Un gouvernement du Parti conservateur du Québec s'engage à ne jamais imposer de quotas d'embauche basés sur le sexe dans la fonction publique québécoise. Cette politique demeurera en vigueur tant et aussi longtemps qu'il n'aura pas été démontré hors de tout doute raisonnable qu'une disparité entre les sexes dans un métier ou une profession donnée au sein de la fonction publique est directement causée par une discrimination qui subsiste à l'encontre d'un des deux sexes.

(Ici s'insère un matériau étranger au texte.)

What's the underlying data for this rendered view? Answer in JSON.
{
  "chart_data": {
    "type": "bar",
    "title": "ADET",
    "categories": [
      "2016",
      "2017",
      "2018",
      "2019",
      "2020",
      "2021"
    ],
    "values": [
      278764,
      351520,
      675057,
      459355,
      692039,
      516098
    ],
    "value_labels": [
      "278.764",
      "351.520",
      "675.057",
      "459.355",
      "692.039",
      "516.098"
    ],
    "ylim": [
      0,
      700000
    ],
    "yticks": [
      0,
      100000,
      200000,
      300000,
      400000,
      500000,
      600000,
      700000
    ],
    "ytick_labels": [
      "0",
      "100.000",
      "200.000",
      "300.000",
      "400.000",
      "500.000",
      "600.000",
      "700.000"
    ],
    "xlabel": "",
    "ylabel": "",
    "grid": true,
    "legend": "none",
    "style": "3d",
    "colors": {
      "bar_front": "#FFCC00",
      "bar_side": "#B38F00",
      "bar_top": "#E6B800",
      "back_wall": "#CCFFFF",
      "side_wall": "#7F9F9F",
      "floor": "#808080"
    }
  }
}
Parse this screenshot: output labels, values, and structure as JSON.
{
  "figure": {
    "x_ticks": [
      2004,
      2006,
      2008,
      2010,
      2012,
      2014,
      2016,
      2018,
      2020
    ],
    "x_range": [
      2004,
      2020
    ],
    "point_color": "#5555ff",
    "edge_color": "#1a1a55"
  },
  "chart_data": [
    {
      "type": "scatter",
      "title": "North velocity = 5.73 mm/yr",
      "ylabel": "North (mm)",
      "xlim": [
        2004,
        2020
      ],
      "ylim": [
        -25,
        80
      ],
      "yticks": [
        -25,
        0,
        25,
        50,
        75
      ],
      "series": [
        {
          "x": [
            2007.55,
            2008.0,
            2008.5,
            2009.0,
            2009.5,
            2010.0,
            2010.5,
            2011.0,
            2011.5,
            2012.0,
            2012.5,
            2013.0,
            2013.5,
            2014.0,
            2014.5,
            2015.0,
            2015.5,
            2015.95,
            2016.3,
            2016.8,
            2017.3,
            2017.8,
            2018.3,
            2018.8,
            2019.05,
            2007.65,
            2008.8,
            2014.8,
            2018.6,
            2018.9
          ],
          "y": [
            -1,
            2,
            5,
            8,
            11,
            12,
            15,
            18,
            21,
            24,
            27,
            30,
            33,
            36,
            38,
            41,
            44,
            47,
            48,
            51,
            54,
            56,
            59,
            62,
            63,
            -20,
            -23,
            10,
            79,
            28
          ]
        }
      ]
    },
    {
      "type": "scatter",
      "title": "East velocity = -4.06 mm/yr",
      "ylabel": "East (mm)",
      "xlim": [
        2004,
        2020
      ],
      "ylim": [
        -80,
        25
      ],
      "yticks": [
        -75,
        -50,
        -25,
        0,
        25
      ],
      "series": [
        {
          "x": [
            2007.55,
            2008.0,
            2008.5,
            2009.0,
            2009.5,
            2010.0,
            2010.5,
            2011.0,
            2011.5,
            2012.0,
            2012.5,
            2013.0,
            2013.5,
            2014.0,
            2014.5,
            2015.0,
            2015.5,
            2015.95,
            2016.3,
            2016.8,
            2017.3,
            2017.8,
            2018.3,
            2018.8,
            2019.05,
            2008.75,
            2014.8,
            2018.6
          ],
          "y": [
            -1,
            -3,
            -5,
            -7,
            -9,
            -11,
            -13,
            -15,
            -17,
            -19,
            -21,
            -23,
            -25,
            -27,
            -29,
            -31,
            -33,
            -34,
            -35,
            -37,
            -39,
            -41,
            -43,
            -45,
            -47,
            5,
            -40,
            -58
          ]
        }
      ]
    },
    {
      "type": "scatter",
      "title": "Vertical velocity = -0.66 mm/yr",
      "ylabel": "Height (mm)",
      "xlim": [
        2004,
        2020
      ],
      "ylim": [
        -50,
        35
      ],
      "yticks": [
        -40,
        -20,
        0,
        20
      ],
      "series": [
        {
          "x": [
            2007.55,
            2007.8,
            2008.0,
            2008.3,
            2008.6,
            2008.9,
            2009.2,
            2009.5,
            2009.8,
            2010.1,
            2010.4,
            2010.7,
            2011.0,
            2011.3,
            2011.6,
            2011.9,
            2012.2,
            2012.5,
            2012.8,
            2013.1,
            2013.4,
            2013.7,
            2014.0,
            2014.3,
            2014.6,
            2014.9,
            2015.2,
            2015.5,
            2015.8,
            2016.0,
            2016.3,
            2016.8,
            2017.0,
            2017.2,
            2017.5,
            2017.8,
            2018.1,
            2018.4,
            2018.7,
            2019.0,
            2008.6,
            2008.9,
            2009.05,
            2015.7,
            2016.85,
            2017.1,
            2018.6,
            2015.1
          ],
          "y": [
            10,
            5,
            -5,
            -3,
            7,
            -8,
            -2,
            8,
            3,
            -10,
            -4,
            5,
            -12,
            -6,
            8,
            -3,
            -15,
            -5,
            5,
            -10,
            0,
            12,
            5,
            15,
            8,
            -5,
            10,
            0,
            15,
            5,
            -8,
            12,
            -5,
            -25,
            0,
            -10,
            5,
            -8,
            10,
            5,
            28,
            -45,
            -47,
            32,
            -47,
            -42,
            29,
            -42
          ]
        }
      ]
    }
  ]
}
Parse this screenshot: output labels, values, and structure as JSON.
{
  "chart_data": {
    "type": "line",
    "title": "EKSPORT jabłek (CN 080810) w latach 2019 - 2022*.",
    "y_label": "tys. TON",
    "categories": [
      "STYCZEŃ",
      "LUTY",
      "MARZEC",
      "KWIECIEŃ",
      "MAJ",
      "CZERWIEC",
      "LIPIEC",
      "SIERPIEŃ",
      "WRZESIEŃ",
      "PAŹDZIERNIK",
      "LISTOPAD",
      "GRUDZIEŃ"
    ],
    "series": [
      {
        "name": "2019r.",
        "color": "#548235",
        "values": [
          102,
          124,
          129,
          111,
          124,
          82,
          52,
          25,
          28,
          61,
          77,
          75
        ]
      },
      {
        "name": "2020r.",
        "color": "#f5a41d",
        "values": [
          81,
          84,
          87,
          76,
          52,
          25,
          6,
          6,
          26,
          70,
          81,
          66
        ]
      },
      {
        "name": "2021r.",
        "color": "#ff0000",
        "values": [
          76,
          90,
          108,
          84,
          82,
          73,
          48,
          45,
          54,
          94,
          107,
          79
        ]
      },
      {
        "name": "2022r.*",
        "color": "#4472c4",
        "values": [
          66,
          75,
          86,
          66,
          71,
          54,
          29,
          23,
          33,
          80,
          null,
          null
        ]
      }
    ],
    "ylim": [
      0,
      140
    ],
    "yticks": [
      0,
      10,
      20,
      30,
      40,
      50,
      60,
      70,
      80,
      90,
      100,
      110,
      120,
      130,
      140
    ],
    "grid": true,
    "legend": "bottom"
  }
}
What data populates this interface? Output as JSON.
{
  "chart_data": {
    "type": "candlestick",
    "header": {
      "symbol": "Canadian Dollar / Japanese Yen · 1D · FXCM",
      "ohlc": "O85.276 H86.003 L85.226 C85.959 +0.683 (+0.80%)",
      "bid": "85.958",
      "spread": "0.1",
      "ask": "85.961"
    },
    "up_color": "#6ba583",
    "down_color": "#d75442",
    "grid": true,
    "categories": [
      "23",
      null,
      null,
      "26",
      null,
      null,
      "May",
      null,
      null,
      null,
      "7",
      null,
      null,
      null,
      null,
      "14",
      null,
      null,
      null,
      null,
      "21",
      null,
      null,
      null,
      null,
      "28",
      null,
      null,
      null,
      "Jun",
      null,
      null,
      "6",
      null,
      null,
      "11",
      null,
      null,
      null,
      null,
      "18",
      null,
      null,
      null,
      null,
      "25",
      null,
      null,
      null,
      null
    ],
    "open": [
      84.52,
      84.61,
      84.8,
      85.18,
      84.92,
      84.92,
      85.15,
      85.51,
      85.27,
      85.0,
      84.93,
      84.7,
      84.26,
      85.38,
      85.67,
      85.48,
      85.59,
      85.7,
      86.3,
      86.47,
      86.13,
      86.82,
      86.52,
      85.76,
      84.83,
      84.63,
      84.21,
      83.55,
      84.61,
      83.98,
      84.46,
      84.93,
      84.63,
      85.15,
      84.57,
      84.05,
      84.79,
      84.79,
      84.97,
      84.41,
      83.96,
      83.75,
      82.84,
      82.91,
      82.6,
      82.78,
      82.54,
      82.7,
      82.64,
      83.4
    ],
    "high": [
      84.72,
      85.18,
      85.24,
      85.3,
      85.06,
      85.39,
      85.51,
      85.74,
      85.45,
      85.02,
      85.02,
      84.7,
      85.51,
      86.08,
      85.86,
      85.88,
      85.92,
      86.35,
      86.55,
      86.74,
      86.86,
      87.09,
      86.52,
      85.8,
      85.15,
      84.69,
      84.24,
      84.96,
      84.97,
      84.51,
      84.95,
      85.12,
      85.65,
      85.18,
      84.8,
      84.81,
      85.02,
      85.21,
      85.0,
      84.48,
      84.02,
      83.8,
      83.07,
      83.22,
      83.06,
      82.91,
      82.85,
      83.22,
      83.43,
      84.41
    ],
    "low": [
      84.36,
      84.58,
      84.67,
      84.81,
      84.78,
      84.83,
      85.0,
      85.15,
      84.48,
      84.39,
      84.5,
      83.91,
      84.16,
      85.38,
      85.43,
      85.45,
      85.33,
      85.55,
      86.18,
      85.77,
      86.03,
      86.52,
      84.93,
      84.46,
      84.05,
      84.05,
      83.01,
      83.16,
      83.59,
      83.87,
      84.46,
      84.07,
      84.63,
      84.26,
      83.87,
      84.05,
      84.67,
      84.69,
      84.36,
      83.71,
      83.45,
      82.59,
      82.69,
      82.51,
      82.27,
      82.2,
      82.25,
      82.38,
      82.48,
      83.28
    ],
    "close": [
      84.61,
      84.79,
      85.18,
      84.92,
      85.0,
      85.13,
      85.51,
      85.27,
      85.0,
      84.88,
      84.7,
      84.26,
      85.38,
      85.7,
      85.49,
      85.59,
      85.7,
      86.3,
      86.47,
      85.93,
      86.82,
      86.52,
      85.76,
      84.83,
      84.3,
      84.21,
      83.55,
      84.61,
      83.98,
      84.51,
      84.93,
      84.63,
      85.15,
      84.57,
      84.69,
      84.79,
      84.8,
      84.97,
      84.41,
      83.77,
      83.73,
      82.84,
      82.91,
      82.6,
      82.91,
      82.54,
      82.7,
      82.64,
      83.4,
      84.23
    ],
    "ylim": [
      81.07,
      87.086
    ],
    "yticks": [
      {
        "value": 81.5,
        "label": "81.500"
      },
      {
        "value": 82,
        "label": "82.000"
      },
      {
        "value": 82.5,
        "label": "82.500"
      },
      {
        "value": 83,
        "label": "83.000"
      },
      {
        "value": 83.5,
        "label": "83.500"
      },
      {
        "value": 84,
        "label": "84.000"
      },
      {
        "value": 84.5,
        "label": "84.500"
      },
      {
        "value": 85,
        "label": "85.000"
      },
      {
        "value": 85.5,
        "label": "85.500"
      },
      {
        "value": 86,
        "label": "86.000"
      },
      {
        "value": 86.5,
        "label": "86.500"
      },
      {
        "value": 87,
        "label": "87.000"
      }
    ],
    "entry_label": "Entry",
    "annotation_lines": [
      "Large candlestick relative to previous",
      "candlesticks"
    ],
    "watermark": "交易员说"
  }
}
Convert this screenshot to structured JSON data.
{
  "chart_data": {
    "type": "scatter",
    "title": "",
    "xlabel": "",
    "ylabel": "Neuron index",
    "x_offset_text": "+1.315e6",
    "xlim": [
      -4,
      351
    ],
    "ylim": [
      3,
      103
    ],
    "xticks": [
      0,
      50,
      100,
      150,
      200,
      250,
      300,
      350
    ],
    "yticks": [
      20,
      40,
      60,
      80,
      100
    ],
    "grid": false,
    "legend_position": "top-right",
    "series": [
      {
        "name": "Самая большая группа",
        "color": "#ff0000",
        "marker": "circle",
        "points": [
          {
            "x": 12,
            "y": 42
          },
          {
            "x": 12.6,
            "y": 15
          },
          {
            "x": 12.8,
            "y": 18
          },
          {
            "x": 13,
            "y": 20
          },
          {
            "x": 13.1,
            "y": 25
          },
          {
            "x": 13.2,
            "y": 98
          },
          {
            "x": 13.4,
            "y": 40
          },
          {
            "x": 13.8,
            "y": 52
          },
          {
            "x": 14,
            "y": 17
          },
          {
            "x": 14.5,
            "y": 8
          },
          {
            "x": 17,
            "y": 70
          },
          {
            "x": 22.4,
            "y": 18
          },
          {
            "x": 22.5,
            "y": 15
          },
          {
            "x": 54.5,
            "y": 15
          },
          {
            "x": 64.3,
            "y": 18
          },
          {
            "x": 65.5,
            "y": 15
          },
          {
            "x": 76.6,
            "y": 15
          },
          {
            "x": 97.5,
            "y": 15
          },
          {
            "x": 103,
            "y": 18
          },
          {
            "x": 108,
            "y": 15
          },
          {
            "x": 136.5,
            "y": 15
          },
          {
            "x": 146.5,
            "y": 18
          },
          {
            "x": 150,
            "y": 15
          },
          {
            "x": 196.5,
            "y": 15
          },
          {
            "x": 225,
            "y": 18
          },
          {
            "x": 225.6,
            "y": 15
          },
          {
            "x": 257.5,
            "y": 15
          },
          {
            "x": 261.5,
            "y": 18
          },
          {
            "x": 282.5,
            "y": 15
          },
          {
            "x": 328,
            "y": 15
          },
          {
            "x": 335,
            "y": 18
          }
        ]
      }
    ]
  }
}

Dans le même ordre d'idées, un gouvernement du Parti conservateur du Québec abolira les politiques de discrimination positive favorisant l'embauche de minorités visibles au sein de la fonction publique québécoise, tant et aussi longtemps qu'il n'aura pas été démontré hors de tout doute raisonnable qu'une disparité entre les Québécois issus d'une minorité visible donnée et les autres Québécois dans un métier ou une profession donnée au sein de la fonction publique est directement causée par une discrimination qui subsiste à l'encontre de cette minorité visible.

Toutes les mesures mises en place par le Gouvernement du Québec pour bien accueillir et assurer la pleine contribution d'employés souffrant d'un handicap physique ou intellectuel seront conservées.